Database inconsistencies for scim / saml users between spar, brig?
fisx opened this issue · 1 comments
In rare cases after production availability issues, you may get 409 conflict
responses for creating new users. Searching for those users with curl on brig or on ES will yield no results.
The 409 conflict can have two possible causes:
- SAML NameID (externalId in scim, usually email address); symptom: the error message contains the phrase "externalId is already taken".
- Wire handle (userName in scim); symptom: error message contains the user handle in the reason phrase.
The first one is more likely. To confirm, talk to spar's cassandra:
$ /opt/cassandra/bin/cqlsh $(hostname -i) | tee table.dump
> select * from spar.user where issuer='<entity id of the IdP>'
Now press <enter>
a few times until you've seen the entire output, then:
$ grep $externaiId table.dump
If this doesn't yield anything, you don't have ruled out case 1.

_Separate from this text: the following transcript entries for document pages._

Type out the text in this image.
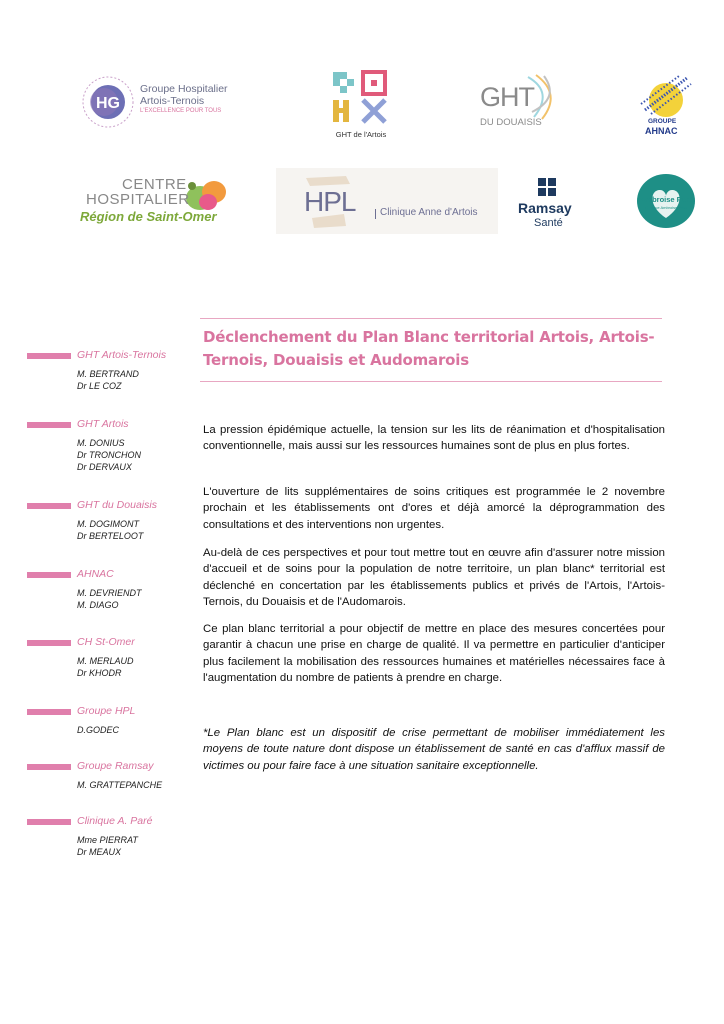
HG
Groupe Hospitalier
Artois-Ternois
L'EXCELLENCE POUR TOUS
GHT de l'Artois
GHT
DU DOUAISIS	GROUPE
AHNAC
CENTRE
HOSPITALIER
Région de Saint-Omer	HPL Clinique Anne d'Artois	Ramsay
Santé
Ambroise Paré
Clinique Ambroise Paré
Déclenchement du Plan Blanc territorial Artois, Artois-Ternois, Douaisis et Audomarois
GHT Artois-Ternois
M. BERTRAND
Dr LE COZ
GHT Artois
M. DONIUS
Dr TRONCHON
Dr DERVAUX
GHT du Douaisis
M. DOGIMONT
Dr BERTELOOT
AHNAC
M. DEVRIENDT
M. DIAGO
CH St-Omer
M. MERLAUD
Dr KHODR
Groupe HPL
D.GODEC
Groupe Ramsay
M. GRATTEPANCHE
Clinique A. Paré
Mme PIERRAT
Dr MEAUX
La pression épidémique actuelle, la tension sur les lits de réanimation et d'hospitalisation conventionnelle, mais aussi sur les ressources humaines sont de plus en plus fortes.
L'ouverture de lits supplémentaires de soins critiques est programmée le 2 novembre prochain et les établissements ont d'ores et déjà amorcé la déprogrammation des consultations et des interventions non urgentes.
Au-delà de ces perspectives et pour tout mettre tout en œuvre afin d'assurer notre mission d'accueil et de soins pour la population de notre territoire, un plan blanc* territorial est déclenché en concertation par les établissements publics et privés de l'Artois, l'Artois-Ternois, du Douaisis et de l'Audomarois.
Ce plan blanc territorial a pour objectif de mettre en place des mesures concertées pour garantir à chacun une prise en charge de qualité. Il va permettre en particulier d'anticiper plus facilement la mobilisation des ressources humaines et matérielles nécessaires face à l'augmentation du nombre de patients à prendre en charge.
*Le Plan blanc est un dispositif de crise permettant de mobiliser immédiatement les moyens de toute nature dont dispose un établissement de santé en cas d'afflux massif de victimes ou pour faire face à une situation sanitaire exceptionnelle.
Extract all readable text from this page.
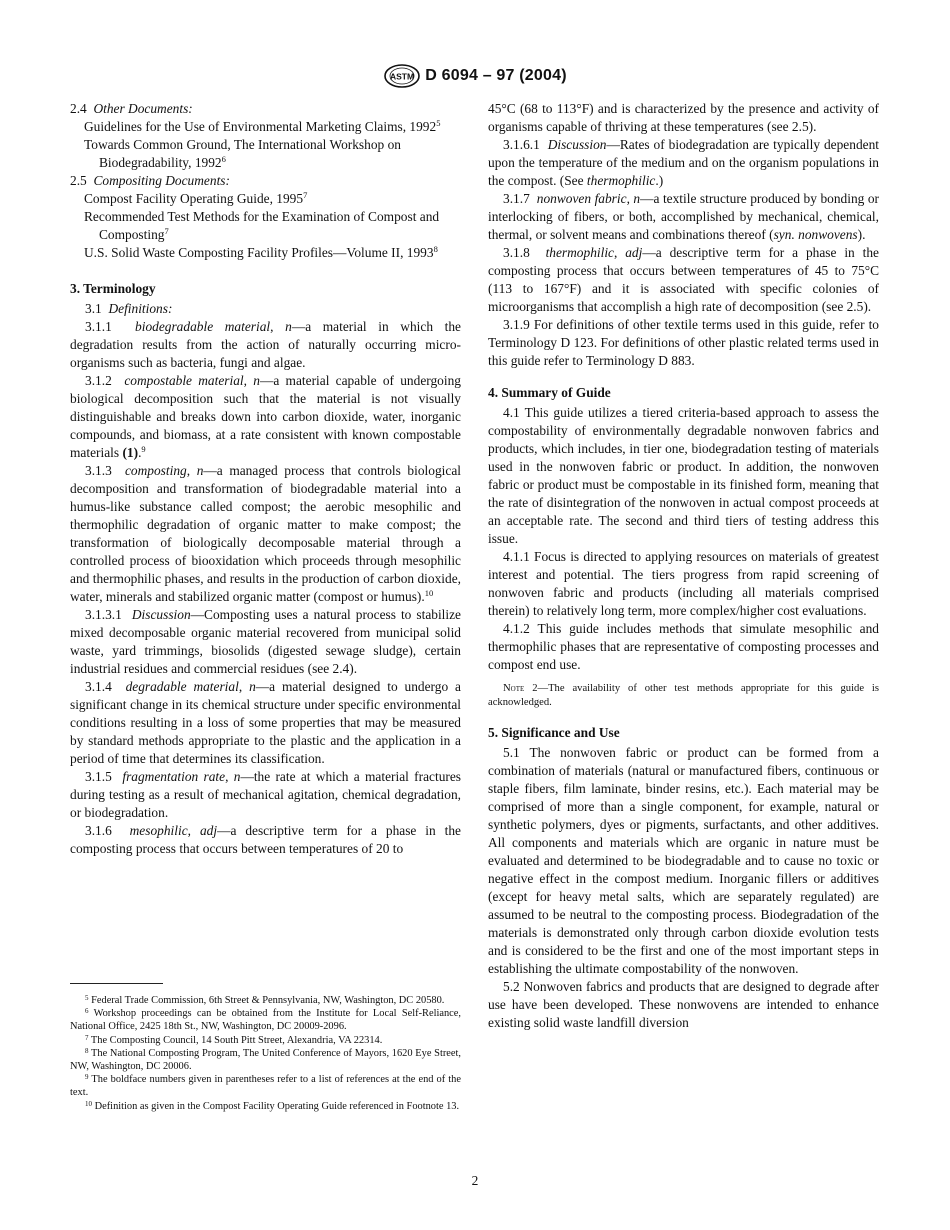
ASTM D 6094 – 97 (2004)

2.4 Other Documents:

Guidelines for the Use of Environmental Marketing Claims, 1992$^5$

Towards Common Ground, The International Workshop on Biodegradability, 1992$^6$

2.5 Compositing Documents:

Compost Facility Operating Guide, 1995$^7$

Recommended Test Methods for the Examination of Compost and Composting$^7$

U.S. Solid Waste Composting Facility Profiles—Volume II, 1993$^8$

3. Terminology

3.1 Definitions:

3.1.1 biodegradable material, n—a material in which the degradation results from the action of naturally occurring micro-organisms such as bacteria, fungi and algae.

3.1.2 compostable material, n—a material capable of undergoing biological decomposition such that the material is not visually distinguishable and breaks down into carbon dioxide, water, inorganic compounds, and biomass, at a rate consistent with known compostable materials (1).$^9$

3.1.3 composting, n—a managed process that controls biological decomposition and transformation of biodegradable material into a humus-like substance called compost; the aerobic mesophilic and thermophilic degradation of organic matter to make compost; the transformation of biologically decomposable material through a controlled process of biooxidation which proceeds through mesophilic and thermophilic phases, and results in the production of carbon dioxide, water, minerals and stabilized organic matter (compost or humus).$^{10}$

3.1.3.1 Discussion—Composting uses a natural process to stabilize mixed decomposable organic material recovered from municipal solid waste, yard trimmings, biosolids (digested sewage sludge), certain industrial residues and commercial residues (see 2.4).

3.1.4 degradable material, n—a material designed to undergo a significant change in its chemical structure under specific environmental conditions resulting in a loss of some properties that may be measured by standard methods appropriate to the plastic and the application in a period of time that determines its classification.

3.1.5 fragmentation rate, n—the rate at which a material fractures during testing as a result of mechanical agitation, chemical degradation, or biodegradation.

3.1.6 mesophilic, adj—a descriptive term for a phase in the composting process that occurs between temperatures of 20 to

45°C (68 to 113°F) and is characterized by the presence and activity of organisms capable of thriving at these temperatures (see 2.5).

3.1.6.1 Discussion—Rates of biodegradation are typically dependent upon the temperature of the medium and on the organism populations in the compost. (See thermophilic.)

3.1.7 nonwoven fabric, n—a textile structure produced by bonding or interlocking of fibers, or both, accomplished by mechanical, chemical, thermal, or solvent means and combinations thereof (syn. nonwovens).

3.1.8 thermophilic, adj—a descriptive term for a phase in the composting process that occurs between temperatures of 45 to 75°C (113 to 167°F) and it is associated with specific colonies of microorganisms that accomplish a high rate of decomposition (see 2.5).

3.1.9 For definitions of other textile terms used in this guide, refer to Terminology D 123. For definitions of other plastic related terms used in this guide refer to Terminology D 883.

4. Summary of Guide

4.1 This guide utilizes a tiered criteria-based approach to assess the compostability of environmentally degradable nonwoven fabrics and products, which includes, in tier one, biodegradation testing of materials used in the nonwoven fabric or product. In addition, the nonwoven fabric or product must be compostable in its finished form, meaning that the rate of disintegration of the nonwoven in actual compost proceeds at an acceptable rate. The second and third tiers of testing address this issue.

4.1.1 Focus is directed to applying resources on materials of greatest interest and potential. The tiers progress from rapid screening of nonwoven fabric and products (including all materials comprised therein) to relatively long term, more complex/higher cost evaluations.

4.1.2 This guide includes methods that simulate mesophilic and thermophilic phases that are representative of composting processes and compost end use.

Note 2—The availability of other test methods appropriate for this guide is acknowledged.

5. Significance and Use

5.1 The nonwoven fabric or product can be formed from a combination of materials (natural or manufactured fibers, continuous or staple fibers, film laminate, binder resins, etc.). Each material may be comprised of more than a single component, for example, natural or synthetic polymers, dyes or pigments, surfactants, and other additives. All components and materials which are organic in nature must be evaluated and determined to be biodegradable and to cause no toxic or negative effect in the compost medium. Inorganic fillers or additives (except for heavy metal salts, which are separately regulated) are assumed to be neutral to the composting process. Biodegradation of the materials is demonstrated only through carbon dioxide evolution tests and is considered to be the first and one of the most important steps in establishing the ultimate compostability of the nonwoven.

5.2 Nonwoven fabrics and products that are designed to degrade after use have been developed. These nonwovens are intended to enhance existing solid waste landfill diversion

$^5$ Federal Trade Commission, 6th Street & Pennsylvania, NW, Washington, DC 20580.

$^6$ Workshop proceedings can be obtained from the Institute for Local Self-Reliance, National Office, 2425 18th St., NW, Washington, DC 20009-2096.

$^7$ The Composting Council, 14 South Pitt Street, Alexandria, VA 22314.

$^8$ The National Composting Program, The United Conference of Mayors, 1620 Eye Street, NW, Washington, DC 20006.

$^9$ The boldface numbers given in parentheses refer to a list of references at the end of the text.

$^{10}$ Definition as given in the Compost Facility Operating Guide referenced in Footnote 13.

2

If it does yield one line, you have a user id. If that user doesn't exist in brig, you have confirmed 1.
Work-around:
delete * from spar.user where issuer='<what you entered above>' and sso_id='<what you found above>'
Fix: coming up!
New data point on the context in which 409 conflict
was received:
- send a few scim user search and post requests
- see brig exhaust its cpu and become unresponsive
- phantom appears
I don't know how to explain this, it seems these events should result in a user record on brig, but not on spar, and not vice versa.